I thought it curious that the burglars, whoever they were, had left the shroud behind. The linen cloth was finely woven and a thing of value. Had the visitors been reverent disciples of Jesus intent upon relocating his body to a more worthy location, surely they would have taken the time to wrap him in the shroud and wind the cloth around his head, as Joseph and Nicodemus had done. But instead, the interlopers abandoned the linens. That suggested to me that the removal of Jesus’ body was an act of theft. If the robbers had been as discomfited as I was upon entering the tomb, perhaps fearing retribution from Yahweh, demons or the spirits of the dead, they would have fled with Jesus’ body as soon as they could, not caring if they left the linens behind.
I summoned Joseph into the tomb. “Just to confirm,” I asked, “are these the shroud and napkin that you placed on Jesus?”
“Yes,” said he.
“What about the perfumes and spices?” I asked. “Did you leave them here in the tomb?”
“No, Nicodemus gave them to the Galilean women outside the sepulcher on the day of the crucifixion,” said Joseph. “It was their intention to return this morning and finish the burial preparations that we could not complete.”
I was astonished that Nicodemus would hand over such a treasure to someone he did not know. “What assurance did he have that the women would not abscond with the spices?”
“You will have to ask him about that,” said Joseph. “As for myself, I did not consider the possibility. One of the women was Jesus’ mother. The others were obviously devoted to him and they were mourning. It seemed appropriate that those who loved Jesus complete the ablutions.”
“What is your conclusion from seeing the burial linens lying about in this manner?” I asked.
“We did not leave them this way,” said he. “Whoever took the body of Jesus must have stripped them from his corpse and laid them aside.”
“The linens are expensive, are they not?” said I.
“Indeed, I would think so,” said he, “although only Nicodemus could tell you what he paid for them.”
“Whoever took Jesus’ body was not a friend,” said I. “If the intruders revered Jesus and were intent upon moving him to another tomb, surely they would have taken his burial garments as well. And surely they would have informed those who buried them of their actions.”
“That stands to reason,” said Joseph. “I have heard nothing in that regard.”
“If the culprits did not take Jesus for a reverent purpose,” said I, “then it follows that they removed him for a malign purpose. We are dealing with grave robbery here.”
“I cannot fault your logic,” said Joseph, “although I desperately hope that you are wrong.”

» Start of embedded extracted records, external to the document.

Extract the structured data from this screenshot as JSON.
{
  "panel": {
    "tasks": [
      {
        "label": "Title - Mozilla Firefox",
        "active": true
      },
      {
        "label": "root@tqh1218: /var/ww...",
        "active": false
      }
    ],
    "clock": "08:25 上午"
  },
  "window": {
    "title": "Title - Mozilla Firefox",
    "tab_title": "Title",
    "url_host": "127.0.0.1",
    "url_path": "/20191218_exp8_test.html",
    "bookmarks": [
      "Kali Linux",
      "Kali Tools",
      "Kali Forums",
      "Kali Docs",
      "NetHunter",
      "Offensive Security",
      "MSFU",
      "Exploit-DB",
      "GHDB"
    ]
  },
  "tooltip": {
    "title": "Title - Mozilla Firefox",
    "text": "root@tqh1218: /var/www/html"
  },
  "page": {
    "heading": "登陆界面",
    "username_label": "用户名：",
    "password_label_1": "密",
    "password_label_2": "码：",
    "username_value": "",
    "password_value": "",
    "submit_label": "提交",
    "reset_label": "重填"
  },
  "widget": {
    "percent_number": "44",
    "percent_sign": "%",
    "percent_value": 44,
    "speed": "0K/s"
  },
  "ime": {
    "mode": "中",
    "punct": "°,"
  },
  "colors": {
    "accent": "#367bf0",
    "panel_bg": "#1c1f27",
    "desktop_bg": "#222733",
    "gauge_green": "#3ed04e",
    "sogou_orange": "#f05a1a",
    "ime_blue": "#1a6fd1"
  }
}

I could think of little else that could be accomplished at the sepulcher. Determined to have the linens left precisely where the grave robbers had placed them, should I need to revisit the scene, I resolved to close the tomb to snoops and relic hunters. I ordered Sextus, commander of my escort, to seal the sepulcher and post a two-man guard to watch the tomb around the clock. Then I resolved to question the Galilean women as soon as I could.